It is established practice that for judging the inventive step of the invention claimed, the problem-solution approach as developed within the European patent office is used.
In this approach it is deemed that the claimed invention adds an extra feature in respect of the closest prior art. This additional feature defines the problem to be solved by the person skilled in the art. Starting from the closest prior art and facing the problem to be solved, the skilled person has to find a technical solution for the problem. Whether or not he can do so, is part of the inventive step discussion.
In a recent decision (Bussink vs. KMG) the Court in The Hague has given its own view on the definition of the problem to be solved. In the case at hand, Bussink is the proprietor of a European patent concerning a fair carrousel comprising an arm that swings 360 degrees around a horizontal axis. At the end of the arm a passenger seating facility is mounted. The passenger seating facility is rotatable with respect to the arm, and the seats in the seating facility are hingedly mounted.
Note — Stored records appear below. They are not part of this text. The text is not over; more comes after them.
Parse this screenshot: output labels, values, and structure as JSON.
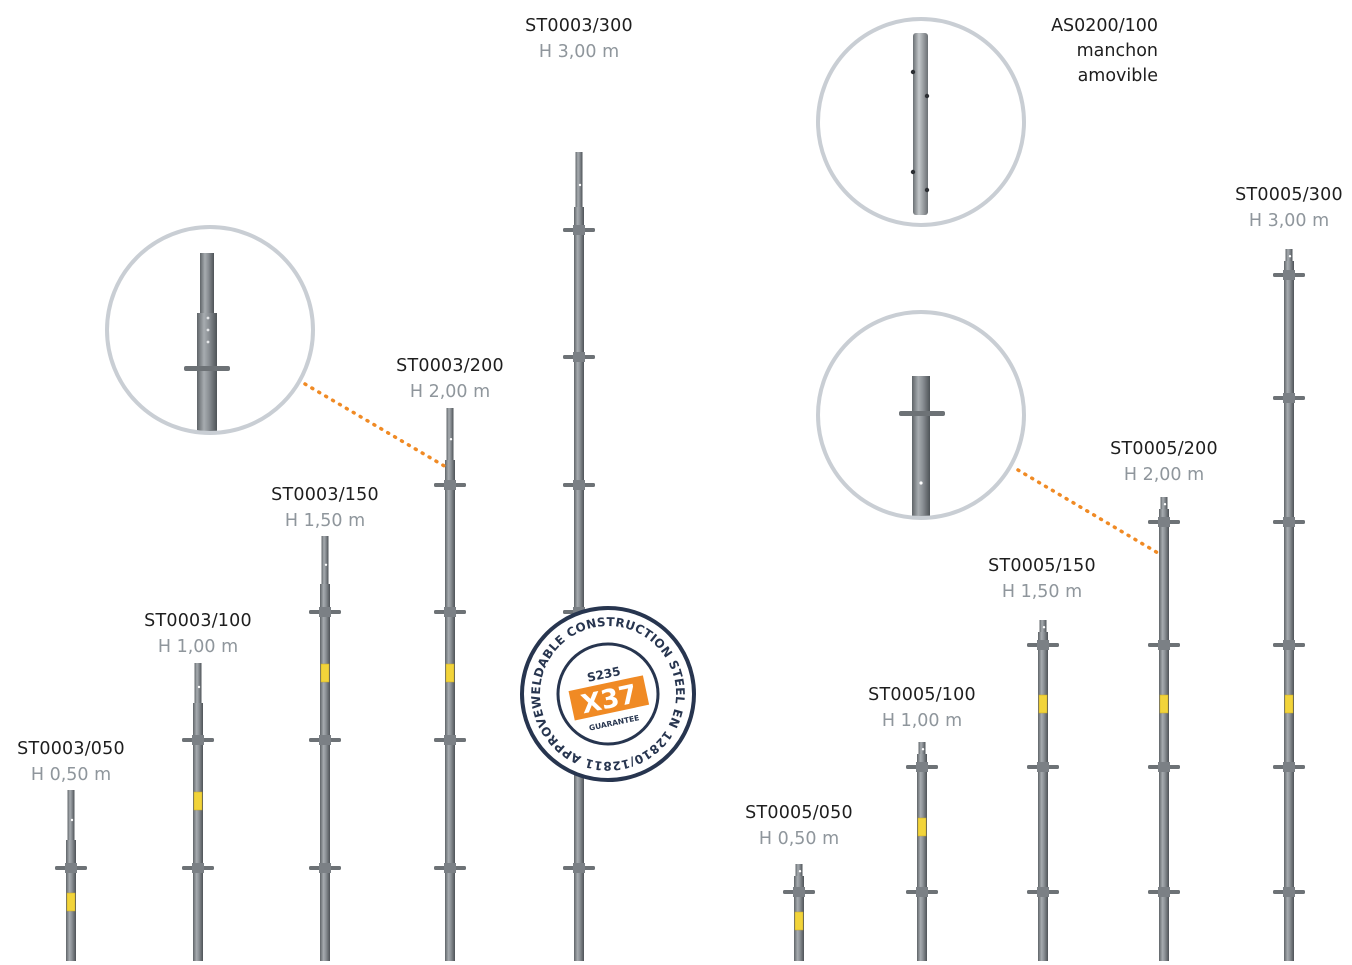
{
  "products": [
    {
      "code": "ST0003/050",
      "height": "H 0,50 m"
    },
    {
      "code": "ST0003/100",
      "height": "H 1,00 m"
    },
    {
      "code": "ST0003/150",
      "height": "H 1,50 m"
    },
    {
      "code": "ST0003/200",
      "height": "H 2,00 m"
    },
    {
      "code": "ST0003/300",
      "height": "H 3,00 m"
    },
    {
      "code": "ST0005/050",
      "height": "H 0,50 m"
    },
    {
      "code": "ST0005/100",
      "height": "H 1,00 m"
    },
    {
      "code": "ST0005/150",
      "height": "H 1,50 m"
    },
    {
      "code": "ST0005/200",
      "height": "H 2,00 m"
    },
    {
      "code": "ST0005/300",
      "height": "H 3,00 m"
    }
  ],
  "sleeve": {
    "code": "AS0200/100",
    "line1": "manchon",
    "line2": "amovible"
  },
  "badge": {
    "ring_text": "WELDABLE CONSTRUCTION STEEL EN 12810/12811 APPROVED",
    "grade": "S235",
    "mark": "X37",
    "sub": "GUARANTEE"
  },
  "colors": {
    "accent": "#f08a24",
    "badge_navy": "#27354f",
    "pole": "#8a8f94",
    "circle_border": "#c9ced4",
    "height_text": "#8f969c"
  }
}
Parties agreed on D1 as the closest prior art, which was also acknowledged in the patent. D1 shows a swing arm with rotatably mounted seats at its end. The patent description gives as an object of the invention to the person skilled in the art to ‘increase the attractiveness’ of the carrousel. According to KMG however, this cannot be the problem to be solved, since it is not a technical problem. The Court follows this in its decision and defines a different problem: to provide movement in a third dimension. The technical solution to the problem is provided by the invention claimed.
Persons skilled in the art are since long known to provide technical solutions for non-technical problems, such as ‘producing more cost effectively’, ‘providing a more attractive appearance’, etc., whether or not involving an inventive step. It seems that the Court in the Hague now limits the person skilled in the art to only solve technical problems.